Embryonic Stem Cell FBS Qualified
Gibco Embryonic Stem (ES) Cell FBS Qualified uses an industry-leading qualification assay, which includes state-of-the-art instrumentation, cell culture, and assay design. The improved assay was developed by our Stem Cell R&D and Quality teams to confirm the ability of our FBS to achieve high plating efficiencies and maintain pluripotency of ES cells. The new method evaluates the ability of FBS to support plating, pluripotency and proliferation in mESCs by quantifying pluripotency marker expressing colonies in combination with morphological evaluation.
Advantages of using Gibco Embryonic Stem Cell FBS Qualified
- Specially tested for the ability to sustain undifferentiated ES cells (Figure 1A) while maintaining karyotype integrity (Figure 2), LIF responsiveness (Figure 3) and pluripotency markers (Figure 1B)

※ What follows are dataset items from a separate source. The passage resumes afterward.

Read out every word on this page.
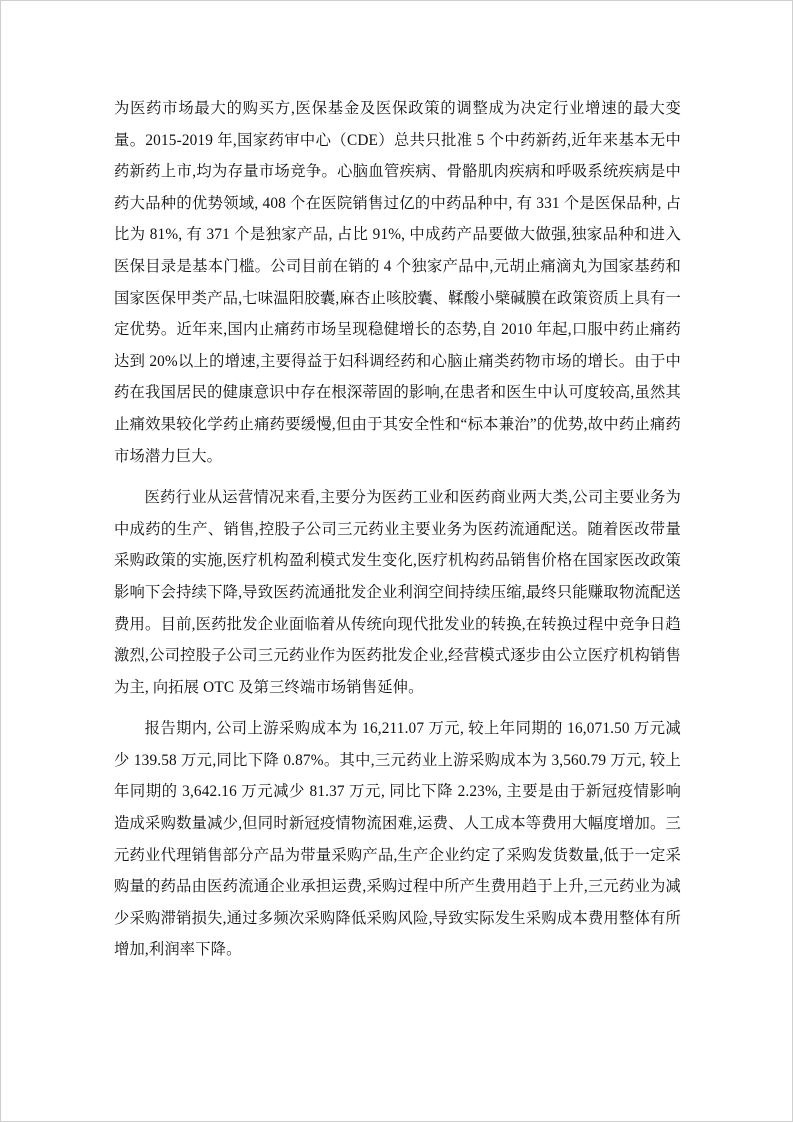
为医药市场最大的购买方,医保基金及医保政策的调整成为决定行业增速的最大变量。2015-2019 年,国家药审中心（CDE）总共只批准 5 个中药新药,近年来基本无中药新药上市,均为存量市场竞争。心脑血管疾病、骨骼肌肉疾病和呼吸系统疾病是中药大品种的优势领域, 408 个在医院销售过亿的中药品种中, 有 331 个是医保品种, 占比为 81%, 有 371 个是独家产品, 占比 91%, 中成药产品要做大做强,独家品种和进入医保目录是基本门槛。公司目前在销的 4 个独家产品中,元胡止痛滴丸为国家基药和国家医保甲类产品,七味温阳胶囊,麻杏止咳胶囊、鞣酸小檗碱膜在政策资质上具有一定优势。近年来,国内止痛药市场呈现稳健增长的态势,自 2010 年起,口服中药止痛药达到 20%以上的增速,主要得益于妇科调经药和心脑止痛类药物市场的增长。由于中药在我国居民的健康意识中存在根深蒂固的影响,在患者和医生中认可度较高,虽然其止痛效果较化学药止痛药要缓慢,但由于其安全性和“标本兼治”的优势,故中药止痛药市场潜力巨大。

医药行业从运营情况来看,主要分为医药工业和医药商业两大类,公司主要业务为中成药的生产、销售,控股子公司三元药业主要业务为医药流通配送。随着医改带量采购政策的实施,医疗机构盈利模式发生变化,医疗机构药品销售价格在国家医改政策影响下会持续下降,导致医药流通批发企业利润空间持续压缩,最终只能赚取物流配送费用。目前,医药批发企业面临着从传统向现代批发业的转换,在转换过程中竞争日趋激烈,公司控股子公司三元药业作为医药批发企业,经营模式逐步由公立医疗机构销售为主, 向拓展 OTC 及第三终端市场销售延伸。

报告期内, 公司上游采购成本为 16,211.07 万元, 较上年同期的 16,071.50 万元减少 139.58 万元,同比下降 0.87%。其中,三元药业上游采购成本为 3,560.79 万元, 较上年同期的 3,642.16 万元减少 81.37 万元, 同比下降 2.23%, 主要是由于新冠疫情影响造成采购数量减少,但同时新冠疫情物流困难,运费、人工成本等费用大幅度增加。三元药业代理销售部分产品为带量采购产品,生产企业约定了采购发货数量,低于一定采购量的药品由医药流通企业承担运费,采购过程中所产生费用趋于上升,三元药业为减少采购滞销损失,通过多频次采购降低采购风险,导致实际发生采购成本费用整体有所增加,利润率下降。
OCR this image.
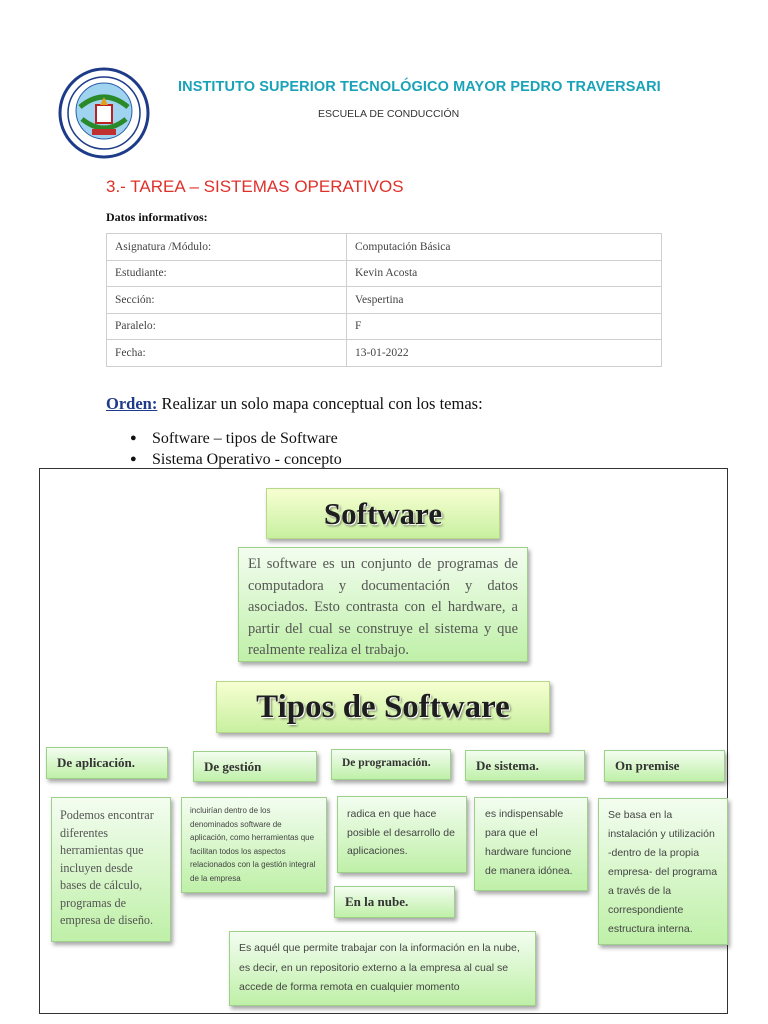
INSTITUTO SUPERIOR TECNOLÓGICO MAYOR PEDRO TRAVERSARI
ESCUELA DE CONDUCCIÓN
3.- TAREA – SISTEMAS OPERATIVOS
Datos informativos:
Asignatura /Módulo:	Computación Básica
Estudiante:	Kevin Acosta
Sección:	Vespertina
Paralelo:	F
Fecha:	13-01-2022
Orden: Realizar un solo mapa conceptual con los temas:
● Software – tipos de Software
● Sistema Operativo - concepto
Software
El software es un conjunto de programas de computadora y documentación y datos asociados. Esto contrasta con el hardware, a partir del cual se construye el sistema y que realmente realiza el trabajo.
Tipos de Software
De aplicación.	De gestión	De programación.	De sistema.	On premise
Podemos encontrar diferentes herramientas que incluyen desde bases de cálculo, programas de empresa de diseño.
incluirían dentro de los denominados software de aplicación, como herramientas que facilitan todos los aspectos relacionados con la gestión integral de la empresa
radica en que hace posible el desarrollo de aplicaciones.
es indispensable para que el hardware funcione de manera idónea.
Se basa en la instalación y utilización -dentro de la propia empresa- del programa a través de la correspondiente estructura interna.
En la nube.
Es aquél que permite trabajar con la información en la nube, es decir, en un repositorio externo a la empresa al cual se accede de forma remota en cualquier momento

- New improved screening with germ line–competent PRX129/X1 mESC line using a predictive assay that measures plating efficiency and pluripotency maintenance
- High consistency between lots with proven applications in iPSC generation and PSC culture
- Now available in the aliquot-free One Shot 50 mL bottle designed specifically for FBS use
mESCs grown in ES Cell FBS Qualified exhibit pluripotency traits
mESCs grown in media supplemented with ES Cell FBS Qualified exhibit morphological characteristics of pluripotency: well-defined refractive edges, tight colonies with small cells, and few differentiated cells (Figure 1A). ESC colonies grown in ES Cell FBS Qualified also stain positive for alkaline phosphatase (AP). AP is a pluripotency marker expressed by PSCs.
Figure 1. Image analysis of mESCs colonies grown in media containing Gibco ES Cell FBS Qualified. (A) Phase-contrast image of mESC colonies grown in media containing ES Cell FBS Qualified showing colonies with morphological traits consistent with pluripotency. (B) An overlay of the fluorescence image (obtained after staining the sample with Alkaline Phosphatase (AP) Live Stain) with the phase-contrast image of mESC colonies, showing uniform AP staining. Colonies that appear green are expressing AP and are therefore pluripotent.
Figure 2. mESCs grown in media supplemented with ES Cell FBS Qualified exhibit normal karyotypes. Normal karyotype report for PRX129/X1 mESC line. 18 of 20 cells tested exhibited a normal karyotype. (Cell Line Genetics).
Figure 3. mESCs grown in media supplemented with ES Cell FBS Qualified maintain LIF responsiveness. When LIF is removed from mESC media, normal mESC cultures respond with widespread differentiation. PRX129/X1 murine ES cells grown with and without LIF demonstrate this response.
ES Cell FBS Qualified is able to support reprogramming workflows
Figure 4. When used to supplement growth media, ES Cell FBS Qualified is able to support generation of iPSCs from both mouse and human fibroblasts. In a standard workflow using Sendai virus–based reprogramming (CytoTune iPS 2.0 Sendai Reprogramming Kit), both murine and human fibroblasts successfully generated iPSCs.
Rigorous screening methodology helps ensure superior FBS performance
Each lot of ES Cell FBS Qualified is screened using PRX129/X1 murine ESC line using an assay that measures plating efficiency, morphology (Figure 5), and stem cell marker expression (Figure 6).
Figure 5. Plating efficiency and colony morphology assessed in murine ESCs grown in media containing ES Cell Qualified FBS. (A) Undifferentiated colonies (top row) appear bright and sharp, and differentiated colonies (bottom row) appear dim, fuzzy and flattened when stained with alkaline phosphatase. (B) Methylene blue stains all cells and is used to count the total colony number. (C) Results plotted as % AP+/MB+ demonstrates assay consistency among three users.
ES Cell FBS Qualified supports pluripotency in mESCs
Figure 6. Phase contrast and fluorescent images of mESC colonies. mESCs grown in media supplemented with ES Cell Qualified FBS exhibit the morphological traits of well-defined refractive edges, tight colonies with small cells, and few differentiated cells. These cells also exhibit pluripotency via Alkaline Phosphatase (AP) Live Stain and the expression of Oct4, and Sox2.